You could always use an AVX offset in BIOS to downclock, but since your current Vcore offset and overclock now "appears" to be stable when transcoding, it's unnecessary to downclock just to accommodate AVX in P95, which is why we disable it.

However, as Phaaze88 has pointed out, we need to know whether your Vcore and power delivery are stable. Download and run Hardware Info (HWiNFO) with P95 Small FFTs no AVX just as before, and observe the minimum and maximum Vcore values during the steady-state workload, which will tell us how much your Vcore is fluctuating.

10 to 15 minutes with an air cooler is ample time for the CPU, cooler, socket, motherboard and VRMs to reach 95% thermal saturation, so there's no point in letting it cook for more than 30 minutes.

Run HWiNFO with "Sensors Only".

Once we know your Vcore behavior in P95, then repeat the same transcoding session in HandBrake that you ran when you initially discovered the instability. Again observe minimum and maximum Vcore, then we'll compare Vcore fluctuations with HandBrake's fluctuating workload against Vcore fluctuations with P95's steady-state workload.

16 to 24 millivolts (0.016 to 0.024) in P95 indicates good voltage regulation, but values of 48mv (millivolts) or more indicates poor voltage regulation, which points to motherboard VRM instability.

So,

I ran some longer tests on prime95 and had instability (BSOD). So I changed the offsets and repeated until I got to an offset of +10 without BSOD.

The results are as follows:

Prime95
VCore - Min - 1.184V Max - 1.248V Avg - 1.192V
80 degrees
167W

Handbrake
VCore - Min - 1.216V Max - 1.360V Avg - 1.243V
77 degrees
160W

So I'm guessing my voltage regulation is still quite poor. Are there any further steps I can take to address this?
 

CompuTronix

Intel Master
Moderator
Power consumptions and Core temperatures are as expected, however, you have 64mv of Vcore fluctuations during P95's steady-state workload, which indicates sloppy voltage regulation.

Just to be certain, please repeat the Prime95 Small FFTs no AVX test.

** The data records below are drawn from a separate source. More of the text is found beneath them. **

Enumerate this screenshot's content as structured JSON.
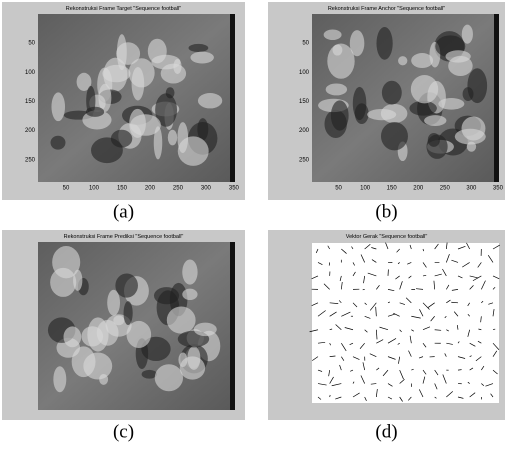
{
  "panels": [
    {
      "title": "Rekonstruksi Frame Target \"Sequence football\"",
      "xticks": [
        "50",
        "100",
        "150",
        "200",
        "250",
        "300",
        "350"
      ],
      "yticks": [
        "50",
        "100",
        "150",
        "200",
        "250"
      ],
      "caption": "(a)"
    },
    {
      "title": "Rekonstruksi Frame Anchor \"Sequence football\"",
      "xticks": [
        "50",
        "100",
        "150",
        "200",
        "250",
        "300",
        "350"
      ],
      "yticks": [
        "50",
        "100",
        "150",
        "200",
        "250"
      ],
      "caption": "(b)"
    },
    {
      "title": "Rekonstruksi Frame Prediksi \"Sequence football\"",
      "caption": "(c)"
    },
    {
      "title": "Vektor Gerak \"Sequence football\"",
      "caption": "(d)"
    }
  ]
}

Make sure that you don't start HWiNFO until after you start P95, then record the Minimum and Maximum Vcore before you stop P95, so that the Vcore values will reflect the fluctuations that occur only during the P95 test, which is the information we need to verify. Average Vcore isn't useful for this test, so don't bother recording it.

Transcoding produces fluctuating workloads, so I would expect to see considerably greater Vcore fluctuations (144mv) than in P95 (64mv). We don't need to repeat HandBrake, so just run P95 once more, if you please.